Another perspective on mail-order pharmaciesHeather Stauffer
It's American Pharmacists Month, and they're celebrating by deploring what they term “mail order pharmacy waste.”
That is, the National Community Pharmacists Association has put together an 89-page PDF, of which 87 pages are photos of mail-ordered pharmaceuticals presented to physical pharmacies participating in the Dispose My Meds program.
Comments accompany some of the photos. Here's one:
"Just over $17,000 worth of meds from Medco Mail order. I hate to see what this person's company paid for these meds and what it did to his company's health premiums. Mail order facilities can shout from the rooftops about compliance all they want but just because you mail a person his/her meds, that doesn't mean they are taking them."

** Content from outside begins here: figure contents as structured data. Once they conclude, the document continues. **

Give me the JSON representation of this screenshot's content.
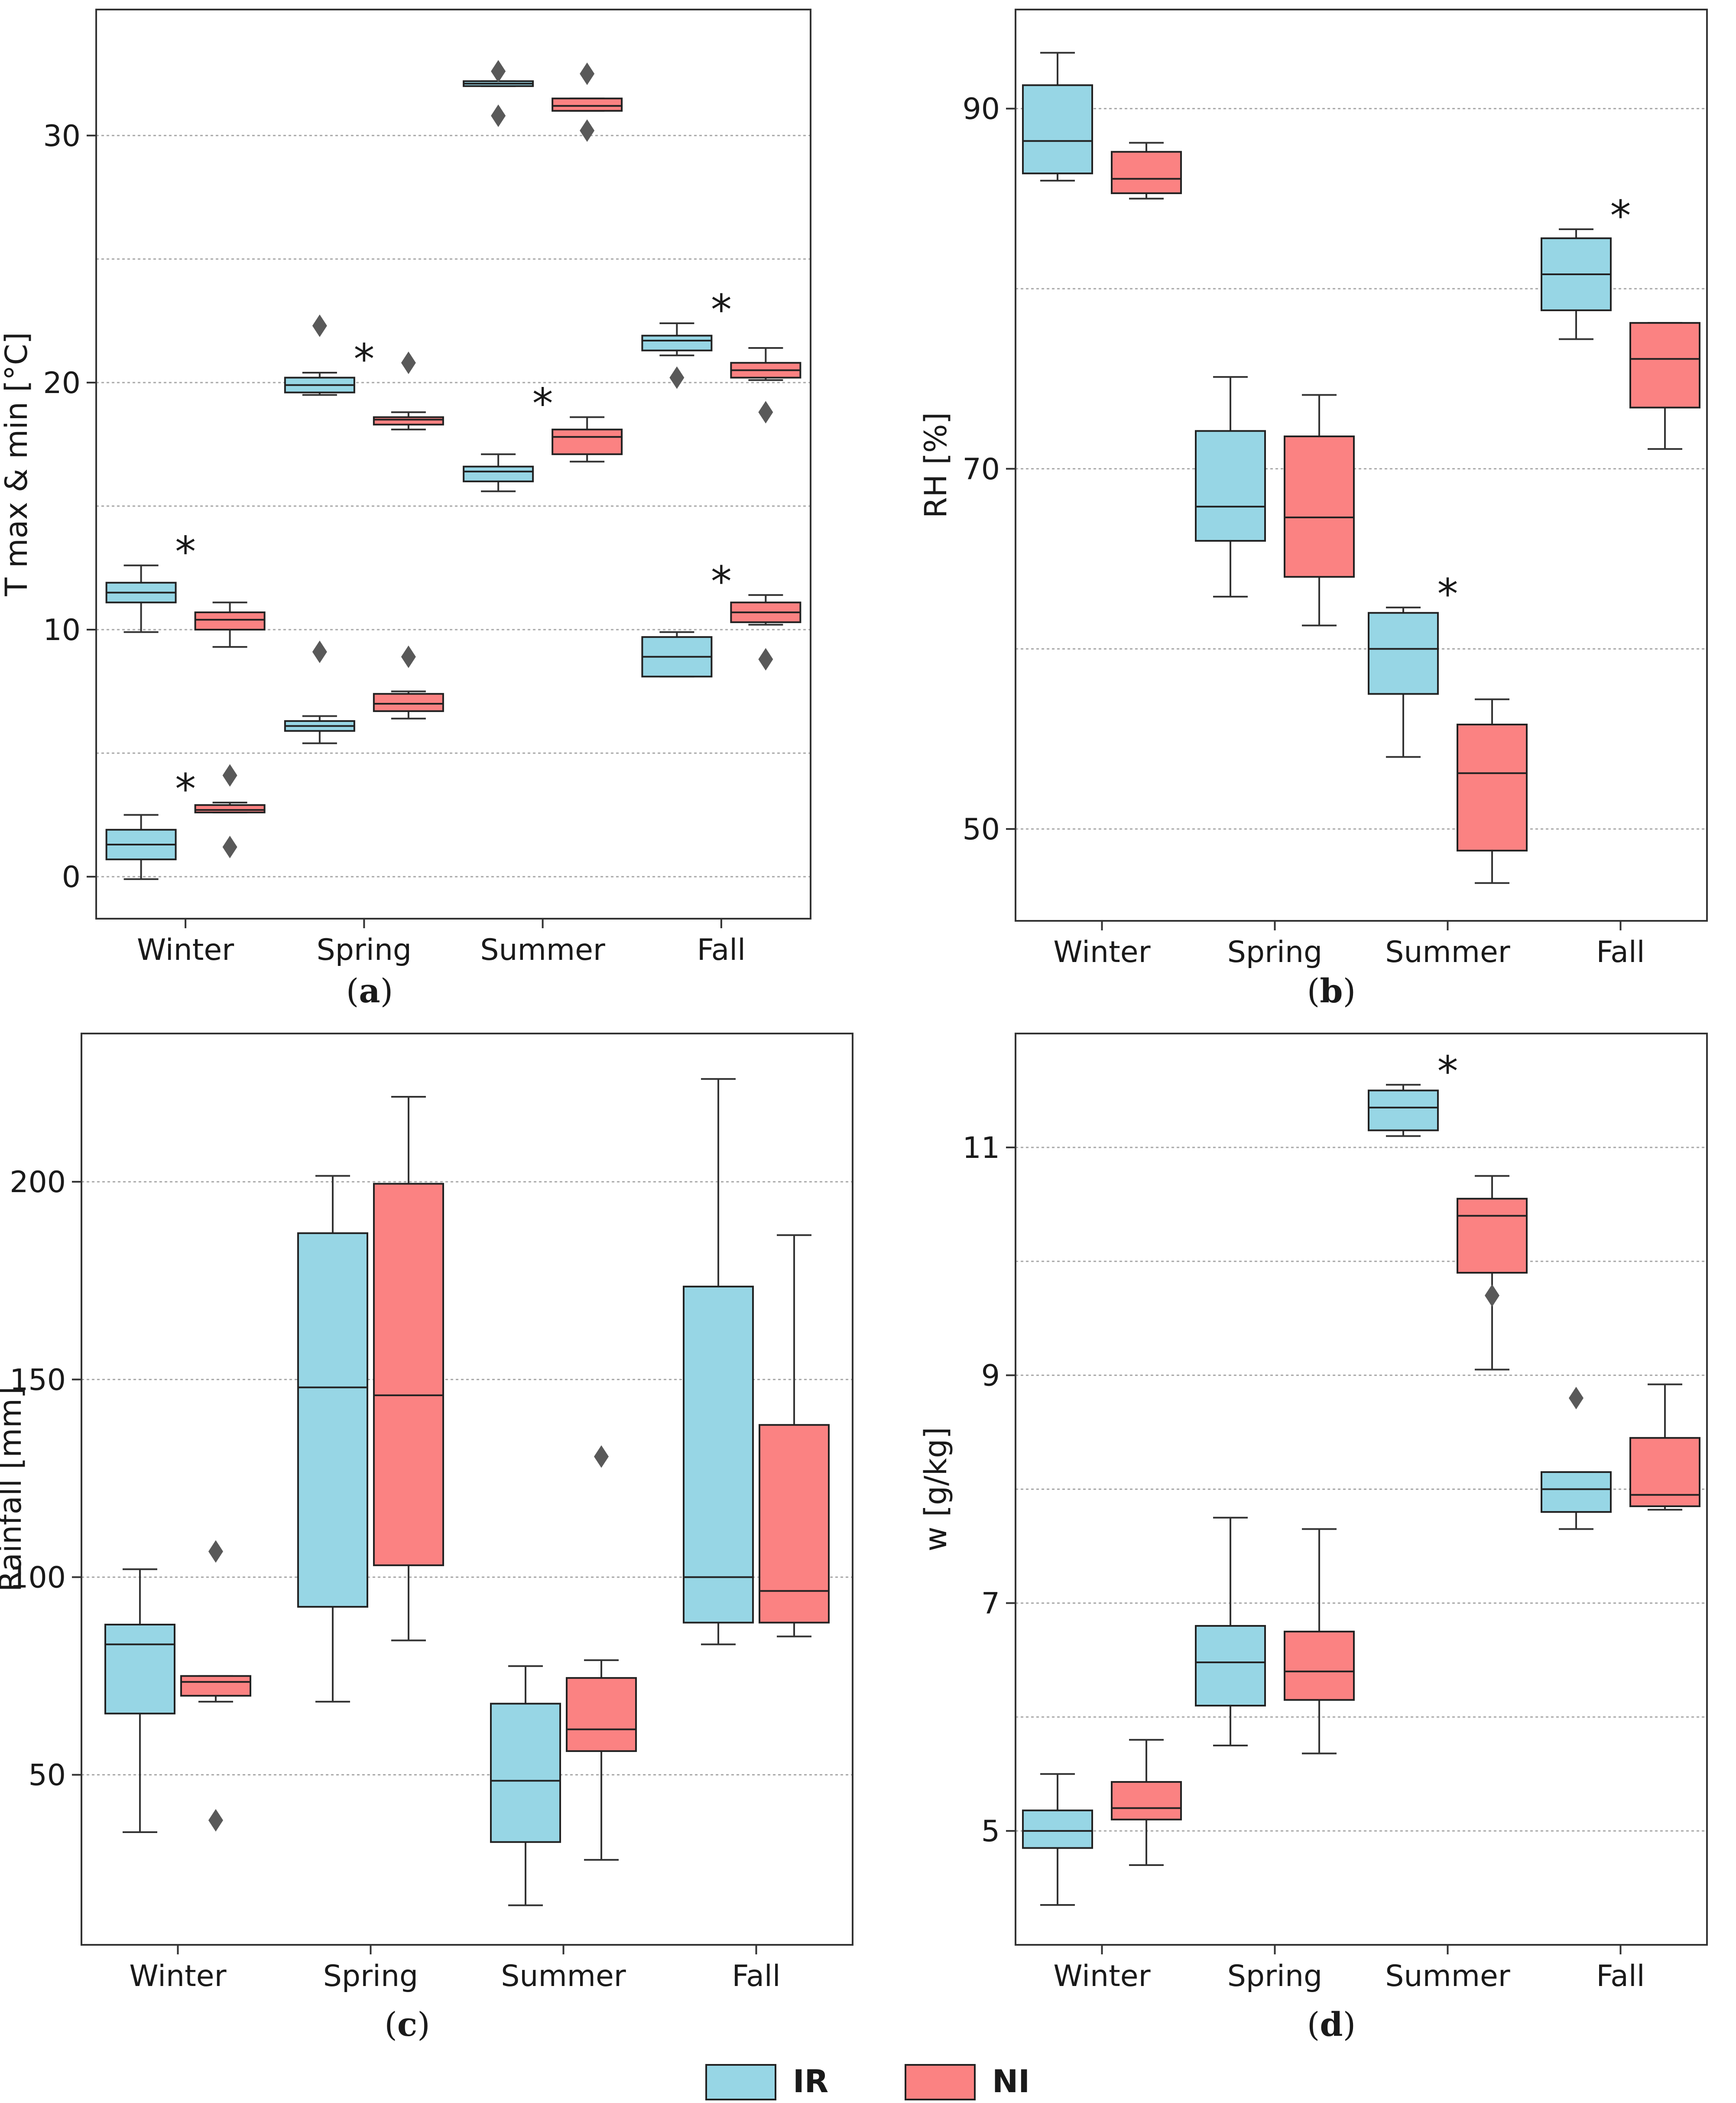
{
  "colors": {
    "IR": "#97d6e5",
    "NI": "#fb8282",
    "grid": "#a8a8a8",
    "outlier": "#595959"
  },
  "legend": {
    "items": [
      {
        "key": "IR",
        "label": "IR"
      },
      {
        "key": "NI",
        "label": "NI"
      }
    ]
  },
  "chart_data": [
    {
      "panel": "a",
      "type": "box",
      "ylabel": "T max & min [°C]",
      "categories": [
        "Winter",
        "Spring",
        "Summer",
        "Fall"
      ],
      "ylim": [
        -1.7,
        35.1
      ],
      "yticks": [
        0,
        10,
        20,
        30
      ],
      "grid_y": [
        0,
        5,
        10,
        15,
        20,
        25,
        30
      ],
      "groups": [
        {
          "category": "Winter",
          "level": "max",
          "IR": {
            "whislo": 9.9,
            "q1": 11.1,
            "med": 11.5,
            "q3": 11.9,
            "whishi": 12.6,
            "fliers": []
          },
          "NI": {
            "whislo": 9.3,
            "q1": 10.0,
            "med": 10.4,
            "q3": 10.7,
            "whishi": 11.1,
            "fliers": []
          },
          "sig": true
        },
        {
          "category": "Winter",
          "level": "min",
          "IR": {
            "whislo": -0.1,
            "q1": 0.7,
            "med": 1.3,
            "q3": 1.9,
            "whishi": 2.5,
            "fliers": []
          },
          "NI": {
            "whislo": 2.6,
            "q1": 2.6,
            "med": 2.7,
            "q3": 2.9,
            "whishi": 3.0,
            "fliers": [
              4.1,
              1.2
            ]
          },
          "sig": true
        },
        {
          "category": "Spring",
          "level": "max",
          "IR": {
            "whislo": 19.5,
            "q1": 19.6,
            "med": 19.9,
            "q3": 20.2,
            "whishi": 20.4,
            "fliers": [
              22.3
            ]
          },
          "NI": {
            "whislo": 18.1,
            "q1": 18.3,
            "med": 18.5,
            "q3": 18.6,
            "whishi": 18.8,
            "fliers": [
              20.8
            ]
          },
          "sig": true
        },
        {
          "category": "Spring",
          "level": "min",
          "IR": {
            "whislo": 5.4,
            "q1": 5.9,
            "med": 6.1,
            "q3": 6.3,
            "whishi": 6.5,
            "fliers": [
              9.1
            ]
          },
          "NI": {
            "whislo": 6.4,
            "q1": 6.7,
            "med": 7.0,
            "q3": 7.4,
            "whishi": 7.5,
            "fliers": [
              8.9
            ]
          },
          "sig": false
        },
        {
          "category": "Summer",
          "level": "max",
          "IR": {
            "whislo": 32.0,
            "q1": 32.0,
            "med": 32.1,
            "q3": 32.2,
            "whishi": 32.2,
            "fliers": [
              32.6,
              30.8
            ]
          },
          "NI": {
            "whislo": 31.0,
            "q1": 31.0,
            "med": 31.2,
            "q3": 31.5,
            "whishi": 31.5,
            "fliers": [
              32.5,
              30.2
            ]
          },
          "sig": false
        },
        {
          "category": "Summer",
          "level": "min",
          "IR": {
            "whislo": 15.6,
            "q1": 16.0,
            "med": 16.4,
            "q3": 16.6,
            "whishi": 17.1,
            "fliers": []
          },
          "NI": {
            "whislo": 16.8,
            "q1": 17.1,
            "med": 17.8,
            "q3": 18.1,
            "whishi": 18.6,
            "fliers": []
          },
          "sig": true
        },
        {
          "category": "Fall",
          "level": "max",
          "IR": {
            "whislo": 21.1,
            "q1": 21.3,
            "med": 21.7,
            "q3": 21.9,
            "whishi": 22.4,
            "fliers": [
              20.2
            ]
          },
          "NI": {
            "whislo": 20.1,
            "q1": 20.2,
            "med": 20.5,
            "q3": 20.8,
            "whishi": 21.4,
            "fliers": [
              18.8
            ]
          },
          "sig": true
        },
        {
          "category": "Fall",
          "level": "min",
          "IR": {
            "whislo": 8.1,
            "q1": 8.1,
            "med": 8.9,
            "q3": 9.7,
            "whishi": 9.9,
            "fliers": []
          },
          "NI": {
            "whislo": 10.2,
            "q1": 10.3,
            "med": 10.7,
            "q3": 11.1,
            "whishi": 11.4,
            "fliers": [
              8.8
            ]
          },
          "sig": true
        }
      ]
    },
    {
      "panel": "b",
      "type": "box",
      "ylabel": "RH [%]",
      "categories": [
        "Winter",
        "Spring",
        "Summer",
        "Fall"
      ],
      "ylim": [
        44.9,
        95.5
      ],
      "yticks": [
        50,
        70,
        90
      ],
      "grid_y": [
        50,
        60,
        70,
        80,
        90
      ],
      "groups": [
        {
          "category": "Winter",
          "IR": {
            "whislo": 86.0,
            "q1": 86.4,
            "med": 88.2,
            "q3": 91.3,
            "whishi": 93.1,
            "fliers": []
          },
          "NI": {
            "whislo": 85.0,
            "q1": 85.3,
            "med": 86.1,
            "q3": 87.6,
            "whishi": 88.1,
            "fliers": []
          },
          "sig": false
        },
        {
          "category": "Spring",
          "IR": {
            "whislo": 62.9,
            "q1": 66.0,
            "med": 67.9,
            "q3": 72.1,
            "whishi": 75.1,
            "fliers": []
          },
          "NI": {
            "whislo": 61.3,
            "q1": 64.0,
            "med": 67.3,
            "q3": 71.8,
            "whishi": 74.1,
            "fliers": []
          },
          "sig": false
        },
        {
          "category": "Summer",
          "IR": {
            "whislo": 54.0,
            "q1": 57.5,
            "med": 60.0,
            "q3": 62.0,
            "whishi": 62.3,
            "fliers": []
          },
          "NI": {
            "whislo": 47.0,
            "q1": 48.8,
            "med": 53.1,
            "q3": 55.8,
            "whishi": 57.2,
            "fliers": []
          },
          "sig": true
        },
        {
          "category": "Fall",
          "IR": {
            "whislo": 77.2,
            "q1": 78.8,
            "med": 80.8,
            "q3": 82.8,
            "whishi": 83.3,
            "fliers": []
          },
          "NI": {
            "whislo": 71.1,
            "q1": 73.4,
            "med": 76.1,
            "q3": 78.1,
            "whishi": 78.1,
            "fliers": []
          },
          "sig": true
        }
      ]
    },
    {
      "panel": "c",
      "type": "box",
      "ylabel": "Rainfall [mm]",
      "categories": [
        "Winter",
        "Spring",
        "Summer",
        "Fall"
      ],
      "ylim": [
        7.0,
        237.5
      ],
      "yticks": [
        50,
        100,
        150,
        200
      ],
      "grid_y": [
        50,
        100,
        150,
        200
      ],
      "groups": [
        {
          "category": "Winter",
          "IR": {
            "whislo": 35.5,
            "q1": 65.5,
            "med": 83.0,
            "q3": 88.0,
            "whishi": 102.0,
            "fliers": []
          },
          "NI": {
            "whislo": 68.5,
            "q1": 70.0,
            "med": 73.5,
            "q3": 75.0,
            "whishi": 75.0,
            "fliers": [
              106.5,
              38.5
            ]
          },
          "sig": false
        },
        {
          "category": "Spring",
          "IR": {
            "whislo": 68.5,
            "q1": 92.5,
            "med": 148.0,
            "q3": 187.0,
            "whishi": 201.5,
            "fliers": []
          },
          "NI": {
            "whislo": 84.0,
            "q1": 103.0,
            "med": 146.0,
            "q3": 199.5,
            "whishi": 221.5,
            "fliers": []
          },
          "sig": false
        },
        {
          "category": "Summer",
          "IR": {
            "whislo": 17.0,
            "q1": 33.0,
            "med": 48.5,
            "q3": 68.0,
            "whishi": 77.5,
            "fliers": []
          },
          "NI": {
            "whislo": 28.5,
            "q1": 56.0,
            "med": 61.5,
            "q3": 74.5,
            "whishi": 79.0,
            "fliers": [
              130.5
            ]
          },
          "sig": false
        },
        {
          "category": "Fall",
          "IR": {
            "whislo": 83.0,
            "q1": 88.5,
            "med": 100.0,
            "q3": 173.5,
            "whishi": 226.0,
            "fliers": []
          },
          "NI": {
            "whislo": 85.0,
            "q1": 88.5,
            "med": 96.5,
            "q3": 138.5,
            "whishi": 186.5,
            "fliers": []
          },
          "sig": false
        }
      ]
    },
    {
      "panel": "d",
      "type": "box",
      "ylabel": "w [g/kg]",
      "categories": [
        "Winter",
        "Spring",
        "Summer",
        "Fall"
      ],
      "ylim": [
        4.0,
        12.0
      ],
      "yticks": [
        5,
        7,
        9,
        11
      ],
      "grid_y": [
        5,
        6,
        7,
        8,
        9,
        10,
        11
      ],
      "groups": [
        {
          "category": "Winter",
          "IR": {
            "whislo": 4.35,
            "q1": 4.85,
            "med": 5.0,
            "q3": 5.18,
            "whishi": 5.5,
            "fliers": []
          },
          "NI": {
            "whislo": 4.7,
            "q1": 5.1,
            "med": 5.2,
            "q3": 5.43,
            "whishi": 5.8,
            "fliers": []
          },
          "sig": false
        },
        {
          "category": "Spring",
          "IR": {
            "whislo": 5.75,
            "q1": 6.1,
            "med": 6.48,
            "q3": 6.8,
            "whishi": 7.75,
            "fliers": []
          },
          "NI": {
            "whislo": 5.68,
            "q1": 6.15,
            "med": 6.4,
            "q3": 6.75,
            "whishi": 7.65,
            "fliers": []
          },
          "sig": false
        },
        {
          "category": "Summer",
          "IR": {
            "whislo": 11.1,
            "q1": 11.15,
            "med": 11.35,
            "q3": 11.5,
            "whishi": 11.55,
            "fliers": []
          },
          "NI": {
            "whislo": 9.05,
            "q1": 9.9,
            "med": 10.4,
            "q3": 10.55,
            "whishi": 10.75,
            "fliers": [
              9.7
            ]
          },
          "sig": true
        },
        {
          "category": "Fall",
          "IR": {
            "whislo": 7.65,
            "q1": 7.8,
            "med": 8.0,
            "q3": 8.15,
            "whishi": 8.15,
            "fliers": [
              8.8
            ]
          },
          "NI": {
            "whislo": 7.82,
            "q1": 7.85,
            "med": 7.95,
            "q3": 8.45,
            "whishi": 8.92,
            "fliers": []
          },
          "sig": false
        }
      ]
    }
  ],
  "panel_labels": [
    "(a)",
    "(b)",
    "(c)",
    "(d)"
  ]
}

As arguments go, the PDF is heavy on emotional appeal and short on specifics. To effectively assess how much of a problem there really is, I'd want to know a lot more about each situation. The mere fact that there are glitches doesn't mean a system should be scrapped.
Also, frankly, there's the issue of motivation: I doubt anyone reading this will have a hard time figuring out why brick-and-mortar pharmacists might dislike mail-order ones.
However, there's more to the argument than just the photos. The Pennsylvania Pharmacists Association has issued some news releases making these points:
• Pharmacy benefit managers "are currently entirely unregulated in Pennsylvania."
• PBMs operate between insurance companies and pharmacies, a position of power that allows them to control "which pharmacies a patient can use, copay differentials, what pharmacies are paid, which drugs can be utilized and how many pills they can dispense."
• PBMs can do things like restricting community pharmacies to dispensing 30-day supplies while allowing mail-order pharmacies (which the PBMs may own) to offer 90-day supplies.
Ergo, PPA says, PBMs should be regulated.
I've heard the "mail-order pharmacies can get you your (legal) drugs cheaper" spiel a couple of times, and I have no reason to believe it's not true. But now it strikes me that providing drugs cheaper is not necessarily the same as reducing the overall cost of drugs.
What do you think?
According to a Kaiser Family Foundation report issued earlier this year, the cost of prescription drugs is only 10 percent of total health expenditures but "has received considerable attention because of its rapid growth (114% from 2000 to 2010)."